The Green Giant
32pp., pbk., RRP $A14.99
Every summer, Bea left her home in the city to stay with her grandad in the country. Iris, her dog, always went along with her. Bea is adventurous and she has explored everywhere in Grandad’s garden apart from one place – the small and rusty old greenhouse. So one day she decides to take a look inside. On the outside the greenhouse may be small, but inside it is huge – packed with plants, and a little creepy. Bea has a distinct impression that someone, or something, is watching her. Then a shadow falls, and standing over her is… … a giant. A giant made entirely of plants and greenery.

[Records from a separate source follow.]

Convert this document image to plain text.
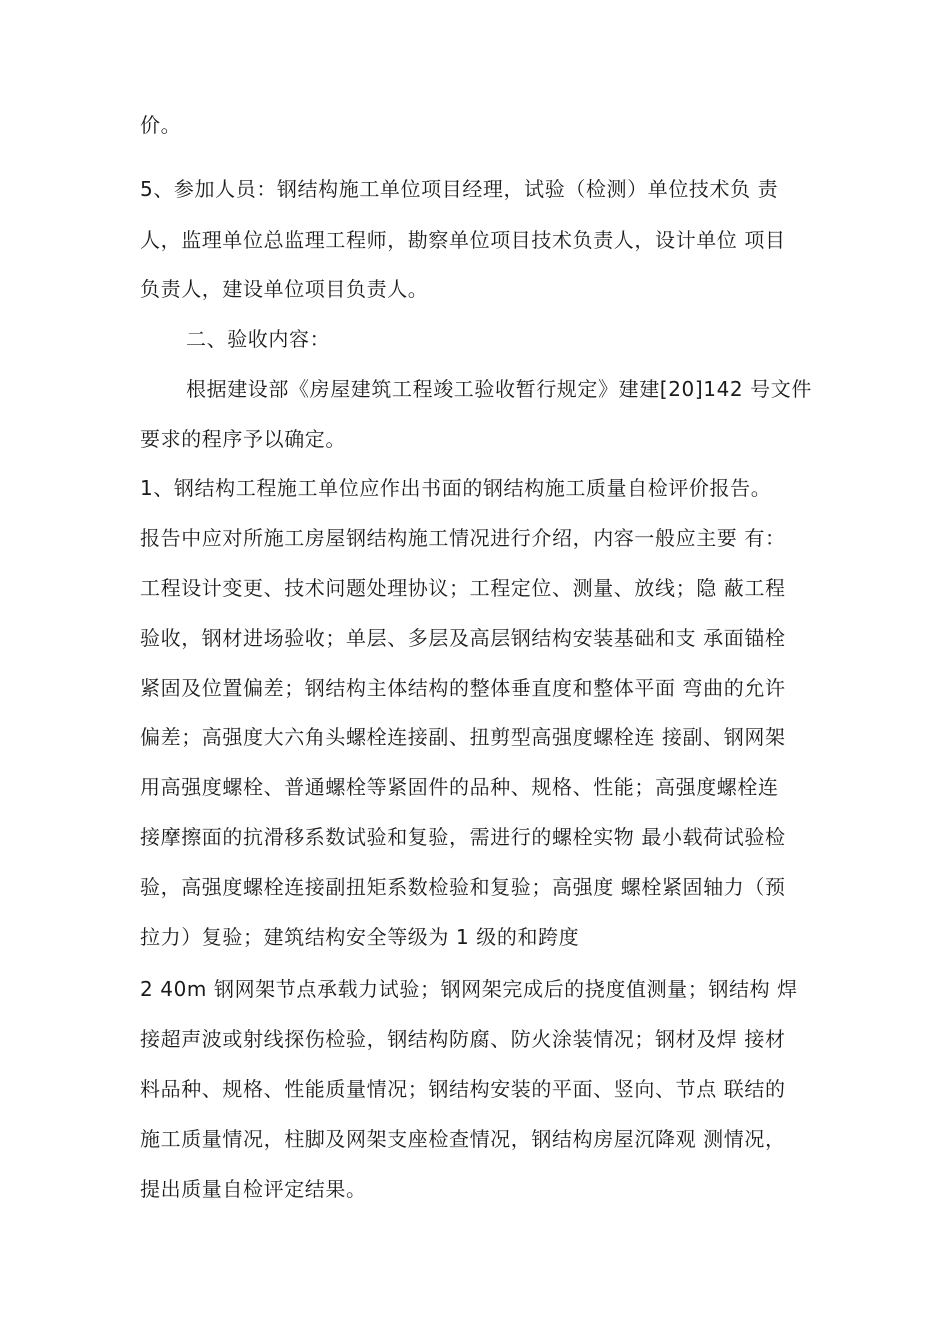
价。
5、参加人员：钢结构施工单位项目经理，试验（检测）单位技术负 责
人，监理单位总监理工程师，勘察单位项目技术负责人，设计单位 项目
负责人，建设单位项目负责人。
二、验收内容：
根据建设部《房屋建筑工程竣工验收暂行规定》建建[20]142 号文件
要求的程序予以确定。
1、钢结构工程施工单位应作出书面的钢结构施工质量自检评价报告。
报告中应对所施工房屋钢结构施工情况进行介绍，内容一般应主要 有：
工程设计变更、技术问题处理协议；工程定位、测量、放线；隐 蔽工程
验收，钢材进场验收；单层、多层及高层钢结构安装基础和支 承面锚栓
紧固及位置偏差；钢结构主体结构的整体垂直度和整体平面 弯曲的允许
偏差；高强度大六角头螺栓连接副、扭剪型高强度螺栓连 接副、钢网架
用高强度螺栓、普通螺栓等紧固件的品种、规格、性能；高强度螺栓连
接摩擦面的抗滑移系数试验和复验，需进行的螺栓实物 最小载荷试验检
验，高强度螺栓连接副扭矩系数检验和复验；高强度 螺栓紧固轴力（预
拉力）复验；建筑结构安全等级为 1 级的和跨度
2 40m 钢网架节点承载力试验；钢网架完成后的挠度值测量；钢结构 焊
接超声波或射线探伤检验，钢结构防腐、防火涂装情况；钢材及焊 接材
料品种、规格、性能质量情况；钢结构安装的平面、竖向、节点 联结的
施工质量情况，柱脚及网架支座检查情况，钢结构房屋沉降观 测情况，
提出质量自检评定结果。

Bea is scared, but the giant reassures her and explains that he has escaped from the grey city. Bea and the giant become friends, but can they do anything to make the grey old city, and the world, a greener place?
With huge concrete and glass buildings dominating today’s cityscapes rather than the trees of yesteryear, the constant urbanisation of our planet is putting it at risk and so this is a timely tale that helps our young readers focus on their immediate environment and how they might be able to “think global, act local.” Even though they, themselves, might live in one of those ginormous apartment blocks with little green to be seen, perhaps there is scope for a school garden or perhaps even a garden on their home balcony. Wherever there is space for a pot, and access to light and water, there is space for a plant.
This is an ideal book to introduce the concept of our dependence on plants, their needs and life cycles and those of the creatures that are not only sustained by them but, in turn, sustain them too. With another summer of devastating fire and flood almost passed, now is the time to think about what the land needs most to recover.